As the nation’s public school system improved, the need for the kind of secular education offered by the Sunday Schools disappeared and gradually the Sunday Schools were taken over by the churches. In the process they became distinctively religious in character. (Olmstead, History of Religion, p. 292) The beneficial results of this move as far as the churches were concerned were acclaimed by almost everyone.

Within a very brief time, the Sunday School—benefiting from its surge of popularity—had begun to replace revivalism as the primary recruiting device of the churches. No longer was it merely a children’s school. Adult classes were formed which frequently rivaled the stated services of the church in attendance. (Hudson, op. cit. pp. 235–236.)

Here an there, however, voices of warning and protest were raised. “Where,” asked Edward Eggleston in 1880, “has the question of the mode of decreasing pauperism through the Sunday School ever attracted any attention? What have Sunday School people done to promote the acquisition of skill in handicraft by Sunday School children?” (“Recent Phases of Sunday School Work,” Scribner’s, XIX (February 1880), 529. Cited by Abell, op. cit., p. 207.)

Besides having to provide satisfactory answers to these questions, the Sunday schools had to become more successful as recruiting agencies for the churches. The rapid movement of population from country to city, the increasing secularization of the public schools and the easy pitfalls of city life—all these demanded of the Sunday school greater effectiveness. (Ibid.)

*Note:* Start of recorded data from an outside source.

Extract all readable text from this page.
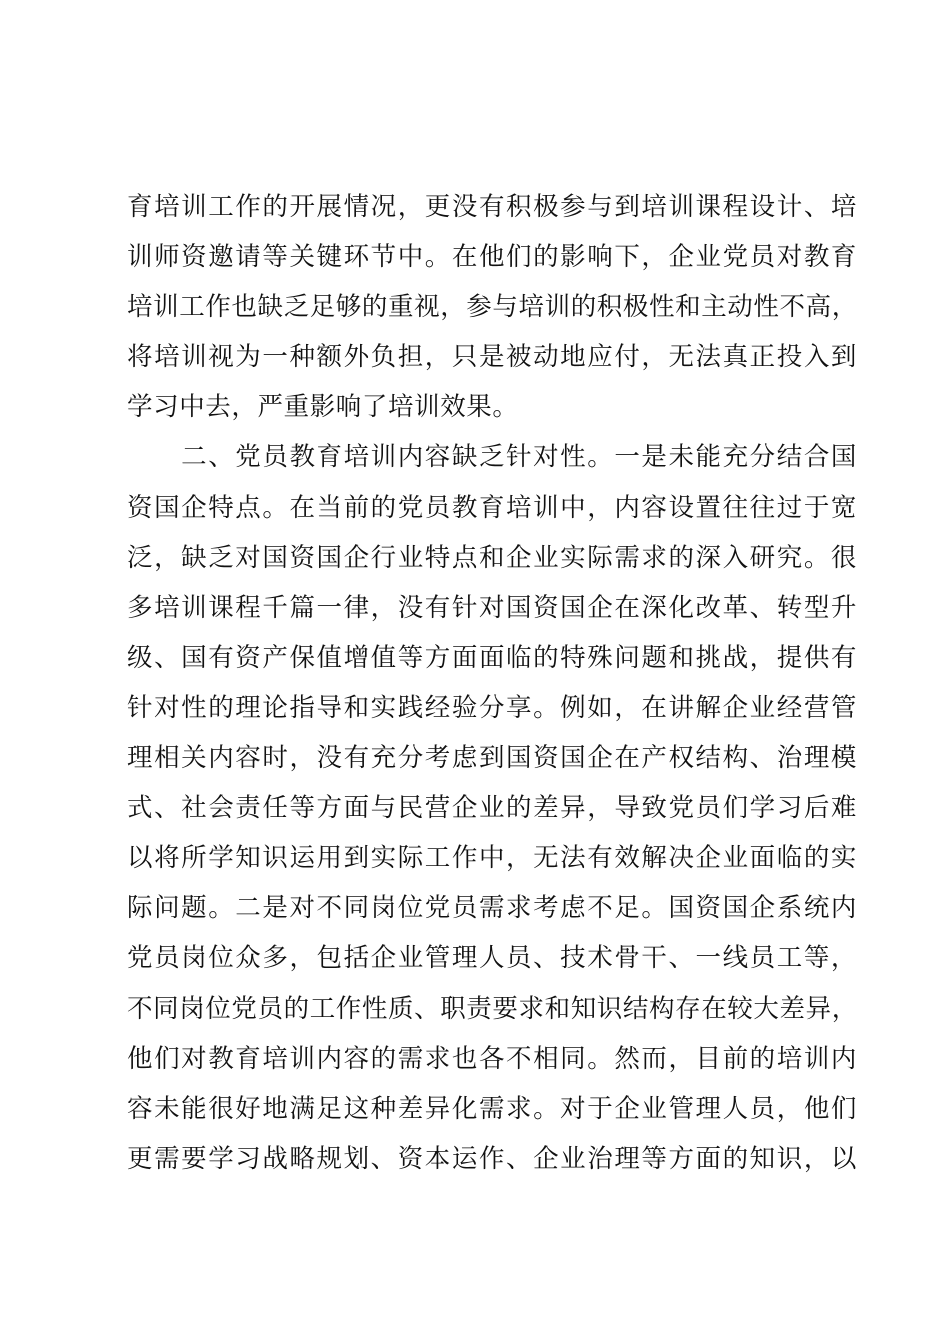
育培训工作的开展情况，更没有积极参与到培训课程设计、培
训师资邀请等关键环节中。在他们的影响下，企业党员对教育
培训工作也缺乏足够的重视，参与培训的积极性和主动性不高，
将培训视为一种额外负担，只是被动地应付，无法真正投入到
学习中去，严重影响了培训效果。
　　二、党员教育培训内容缺乏针对性。一是未能充分结合国
资国企特点。在当前的党员教育培训中，内容设置往往过于宽
泛，缺乏对国资国企行业特点和企业实际需求的深入研究。很
多培训课程千篇一律，没有针对国资国企在深化改革、转型升
级、国有资产保值增值等方面面临的特殊问题和挑战，提供有
针对性的理论指导和实践经验分享。例如，在讲解企业经营管
理相关内容时，没有充分考虑到国资国企在产权结构、治理模
式、社会责任等方面与民营企业的差异，导致党员们学习后难
以将所学知识运用到实际工作中，无法有效解决企业面临的实
际问题。二是对不同岗位党员需求考虑不足。国资国企系统内
党员岗位众多，包括企业管理人员、技术骨干、一线员工等，
不同岗位党员的工作性质、职责要求和知识结构存在较大差异，
他们对教育培训内容的需求也各不相同。然而，目前的培训内
容未能很好地满足这种差异化需求。对于企业管理人员，他们
更需要学习战略规划、资本运作、企业治理等方面的知识，以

The Sunday School movement was plainly in a bind for it was expected to be both a member-recruiting agency for the churches and a social service agency to the community. The increasing rural-to-urban migration kept one kind of pressure on, and the decline in the effectiveness of the older revivalism made the door to the church through the Sunday School all the more important from the other side. At the same time, certain inherent weaknesses in the relation of the Sunday School to the Church caused some thoughtful observers to question its real basis.

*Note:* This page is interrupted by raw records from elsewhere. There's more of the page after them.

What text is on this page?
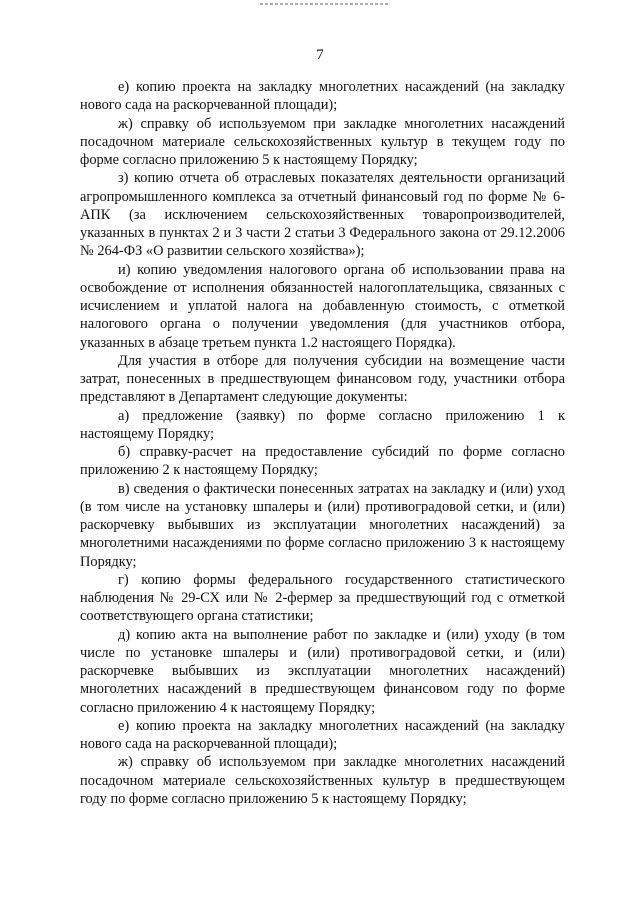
7

е) копию проекта на закладку многолетних насаждений (на закладку нового сада на раскорчеванной площади);

ж) справку об используемом при закладке многолетних насаждений посадочном материале сельскохозяйственных культур в текущем году по форме согласно приложению 5 к настоящему Порядку;

з) копию отчета об отраслевых показателях деятельности организаций агропромышленного комплекса за отчетный финансовый год по форме № 6-АПК (за исключением сельскохозяйственных товаропроизводителей, указанных в пунктах 2 и 3 части 2 статьи 3 Федерального закона от 29.12.2006 № 264-ФЗ «О развитии сельского хозяйства»);

и) копию уведомления налогового органа об использовании права на освобождение от исполнения обязанностей налогоплательщика, связанных с исчислением и уплатой налога на добавленную стоимость, с отметкой налогового органа о получении уведомления (для участников отбора, указанных в абзаце третьем пункта 1.2 настоящего Порядка).

Для участия в отборе для получения субсидии на возмещение части затрат, понесенных в предшествующем финансовом году, участники отбора представляют в Департамент следующие документы:

а) предложение (заявку) по форме согласно приложению 1 к настоящему Порядку;

б) справку-расчет на предоставление субсидий по форме согласно приложению 2 к настоящему Порядку;

в) сведения о фактически понесенных затратах на закладку и (или) уход (в том числе на установку шпалеры и (или) противоградовой сетки, и (или) раскорчевку выбывших из эксплуатации многолетних насаждений) за многолетними насаждениями по форме согласно приложению 3 к настоящему Порядку;

г) копию формы федерального государственного статистического наблюдения № 29-СХ или № 2-фермер за предшествующий год с отметкой соответствующего органа статистики;

д) копию акта на выполнение работ по закладке и (или) уходу (в том числе по установке шпалеры и (или) противоградовой сетки, и (или) раскорчевке выбывших из эксплуатации многолетних насаждений) многолетних насаждений в предшествующем финансовом году по форме согласно приложению 4 к настоящему Порядку;

е) копию проекта на закладку многолетних насаждений (на закладку нового сада на раскорчеванной площади);

ж) справку об используемом при закладке многолетних насаждений посадочном материале сельскохозяйственных культур в предшествующем году по форме согласно приложению 5 к настоящему Порядку;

Nineteenth century studies of the Sunday School indicated that in very many places, while the number of pupils kept increasing enormously each year, the percentage of those who passed from the Sunday School to full church membership was discouragingly small. (Abell, op. cit., p. 207.) The cause of the Sunday School’s failure seemed attributable to its lack cf vital connection with the local church. Sunday Schools often operated as something apart from the authority and ministry of the regular church,. as a sort of laymen’s organization which met in the same building but was not really part of the whole. As a result there was a minimizing of the importance of congregational worship and of preaching. Where this occurred, something was evidently lacking in the perspective of the Sunday School and one might ask whether the Sunday School was actually a help or a hindrance to the growth of the Church. However, wherever local congregations succeeded in bridging the gap, Sunday Schools proved to be of great benefit both as an educational arm of the church and an evangelistic agency for gaining new members.